The SNP man cited research from the Scottish Parliament Information Centre (SPICe) and said that the amount being spent by Inverclyde Council was 25 per cent of its education resource funding.

He said: “The rotten PFI contracts were introduced by the Tories but supercharged by the Labour-led Scottish Government and unnecessarily cost councils across Scotland, including in Inverclyde.

“It is incredible that the lasting legacy of Labour governments continues to be felt as schools’ budgets are eaten up significantly by these wretched contracts.

“The SNP scrapped PFI contracts, meaning that money can be spent on Scotland’s young people and not on absurdly expensive contracts."

The deals, known as Public Private Partnerships, were used to build four Inverclyde schools - Clydeview Academy, Notre Dame High, pictured, Aileymill Primary, pictured, and All Saints Primary.

The contracts were signed in 2008 with approval from the Scottish Government and the terms for the duration of the agreement also included maintenance, cleaning and other works associated with the upkeep of the respective school buildings.

Council leader Stephen McCabe, who was in charge when the Inverclyde schools PFI deals were signed off, today disputed Mr McMillan's figures.

He also said that the Inverclyde schools' PPP was backed by the SNP.

Mr McCabe said: "Our PPP was approved in 2008 - 13 years ago - by an SNP Scottish Government on the basis it represented value for money against the public sector comparator.

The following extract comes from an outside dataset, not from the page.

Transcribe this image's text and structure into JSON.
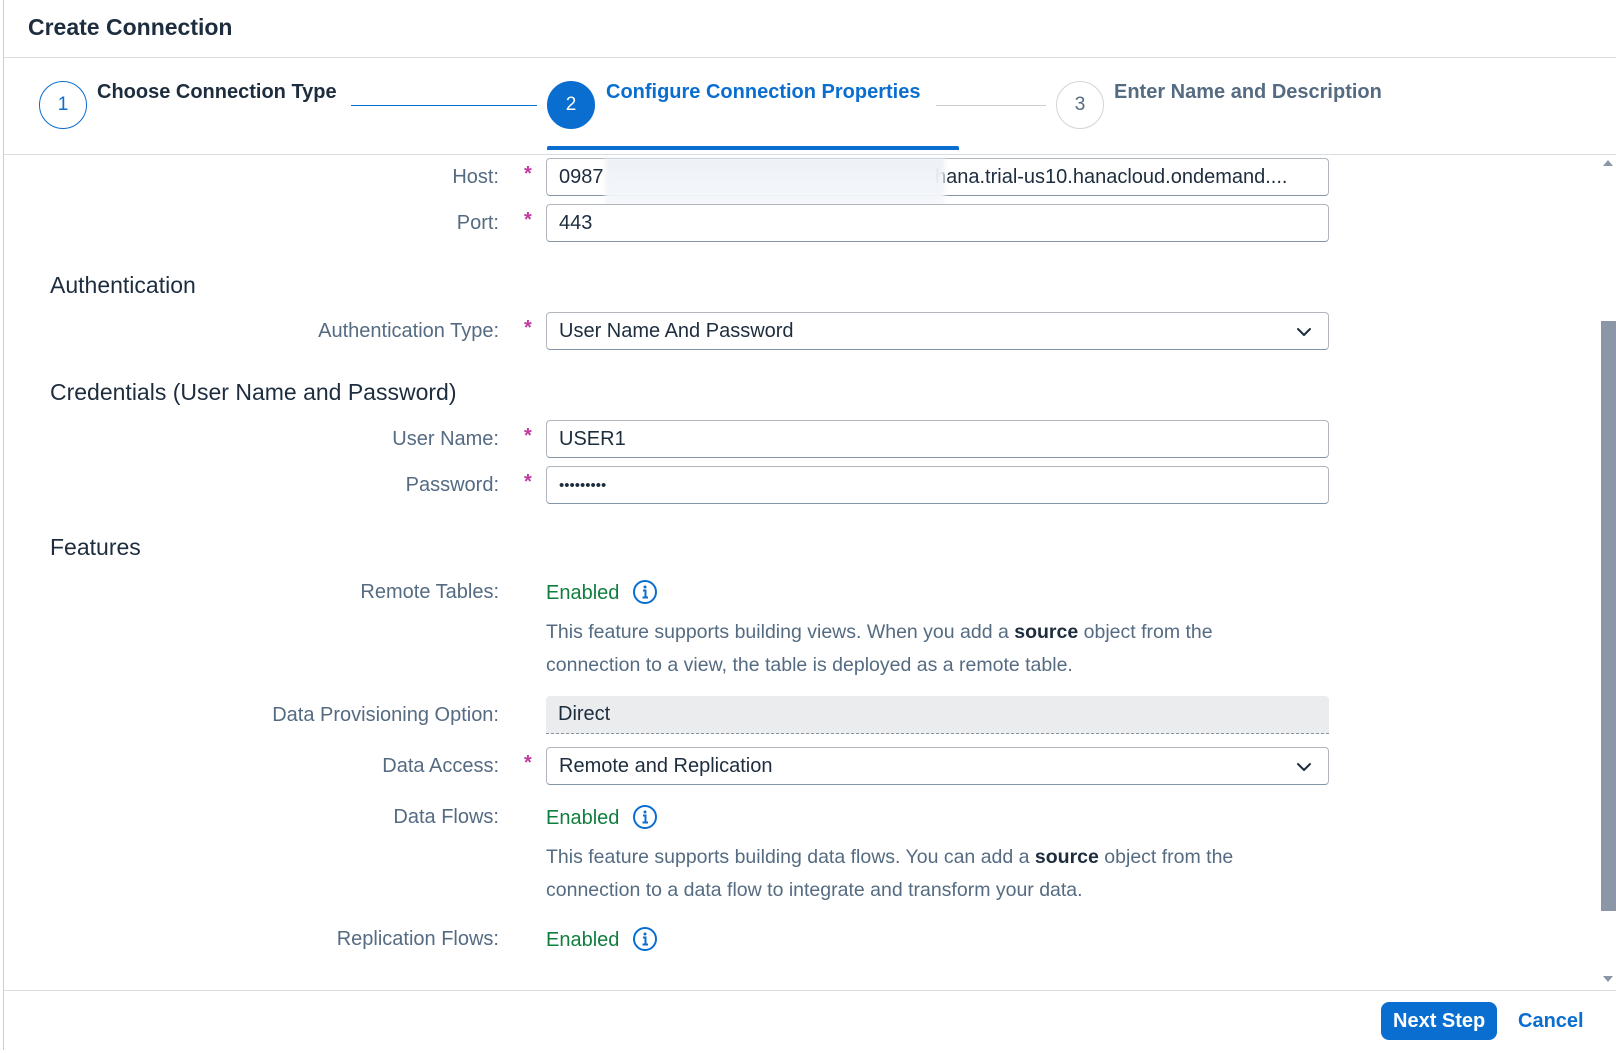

"We could not have proceeded with the PPP without the financial support offered by that SNP government.

"The PPP was also supported by the council’s SNP group in 2008.

"I am not sure where SPICe have got their figures from, but our chief financial officer has advised me that our annual PPP payments are just over £10m and we receive £6m a year in grant from the Scottish Government, meaning that the net cost to the council is £4m, not the £20m quoted by Mr McMillan.

"Mr McMillan also implies that the council has multiple PPP contracts when we only have one."